Intitulé
Unifor, section locale 175 et Produits Suncor Énergie - Raffinerie de Montréal (grief syndical), 2023 QCTA 554
Juridiction
Tribunal d'arbitrage (T.A.)
Type d'action
Grief contestant l'usage de caméras de surveillance. Accueilli.
Décision de
Me Richard Mercier, arbitre
Date
18 décembre 2023
Le syndicat conteste la présence des caméras de surveillance qui ont été installées dans le nouvel entrepôt de l'employeur, qui exploite une entreprise de raffinerie de pétrole.

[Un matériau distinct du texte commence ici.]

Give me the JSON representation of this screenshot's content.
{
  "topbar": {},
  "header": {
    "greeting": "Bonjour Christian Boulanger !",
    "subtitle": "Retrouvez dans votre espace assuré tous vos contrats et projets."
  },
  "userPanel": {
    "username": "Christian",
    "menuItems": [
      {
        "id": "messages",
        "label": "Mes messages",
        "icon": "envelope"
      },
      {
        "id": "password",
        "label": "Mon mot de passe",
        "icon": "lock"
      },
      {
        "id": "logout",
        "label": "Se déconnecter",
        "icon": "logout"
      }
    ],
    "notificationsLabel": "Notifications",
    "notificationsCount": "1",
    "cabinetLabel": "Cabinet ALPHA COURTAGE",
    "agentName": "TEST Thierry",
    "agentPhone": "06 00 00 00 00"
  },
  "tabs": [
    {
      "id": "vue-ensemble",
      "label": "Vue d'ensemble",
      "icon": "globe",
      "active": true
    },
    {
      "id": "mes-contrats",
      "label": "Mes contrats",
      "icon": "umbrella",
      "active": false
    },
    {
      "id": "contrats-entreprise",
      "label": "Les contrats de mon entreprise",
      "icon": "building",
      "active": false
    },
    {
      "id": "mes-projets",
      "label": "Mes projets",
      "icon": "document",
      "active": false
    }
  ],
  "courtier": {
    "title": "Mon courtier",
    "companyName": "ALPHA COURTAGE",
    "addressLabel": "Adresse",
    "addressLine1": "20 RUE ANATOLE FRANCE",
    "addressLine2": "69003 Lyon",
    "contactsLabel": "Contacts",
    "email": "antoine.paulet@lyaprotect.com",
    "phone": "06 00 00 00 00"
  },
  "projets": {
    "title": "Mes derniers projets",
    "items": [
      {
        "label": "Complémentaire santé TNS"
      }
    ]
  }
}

Ces caméras captent des images des salariés travaillant à la pesée, à la porte de la réception de la marchandise, sur le quai d'expédition ou dans diverses allées de l'établissement. L'employeur fait valoir que les activités courantes de la raffinerie comportent un degré de dangerosité élevé et qu'il est nécessaire de protéger les lieux contre toute intrusion.
Décision
Les caméras sont fixes et fonctionnent en continu, soit 24/heures sur 24 et 7/jours sur 7. Peu importe la nature des tâches qu'ils exécutent, les salariés sont dans la ligne de mire des caméras lorsqu'ils travaillent. Cette surveillance continue est un critère important retenu par la jurisprudence pour conclure à une violation au droit à la vie privée en milieu de travail. Dans un tel contexte, le syndicat a démontré prima facie une atteinte à la vie privée des salariés. Il revenait donc à l'employeur de la justifier, ce qu'il a été incapable de faire. En effet, le nouvel entrepôt peut difficilement être qualifié de lieu de travail dangereux, malgré la survenance occasionnelle d'accidents du travail. On n'y trouve ni explosif ni matière dangereuse. Aucune problématique urgente et réelle n'a été démontrée en ce qui concerne la santé et la sécurité du travail. Par ailleurs, le visionnement par l'employeur d'images montrant 2 incidents qui avaient mis en cause des chariots élévateurs n'était pas justifié, que celui-ci l'ait fait à des fins disciplinaires ou éducatives, comme il le fait valoir. Une telle pratique envoie forcément aux salariés le message qu'ils sont surveillés. En revanche, le matériel entreposé a une grande valeur et l'employeur est en droit de le protéger. Cependant, aucune problématique urgente et réelle n'a été démontrée en ce qui concerne l'intrusion et le vol dans l'entrepôt. Puisque rien ne justifie l'objectif poursuivi, il ne peut y avoir de lien rationnel entre la mesure et ce dernier. Au contraire, l'installation de caméras est arbitraire, l'employeur ayant effectué celle-ci à l'insu du syndicat et après avoir fait fi de ses questionnements quant à son utilité. En outre, il existe d'autres mesures de sécurité moins invasives, lesquelles sont nombreuses et diversifiées à l'extérieur de l'entrepôt: clôtures élevées, lumières, alarmes, détecteurs de mouvements ainsi que cartes d'accès pour pénétrer dans différents bâtiments. Toutes ces mesures suffisent amplement à protéger l'intérieur de l'entrepôt sans que les droits des salariés soient mis à mal. Dans ces circonstances, la présence de caméras viole le droit fondamental des salariés au respect de leur vie privée. Conformément à l'article 46 de la Charte des droits et libertés de la personne, il faut conclure que les salariés ne bénéficient pas de conditions justes et raisonnables.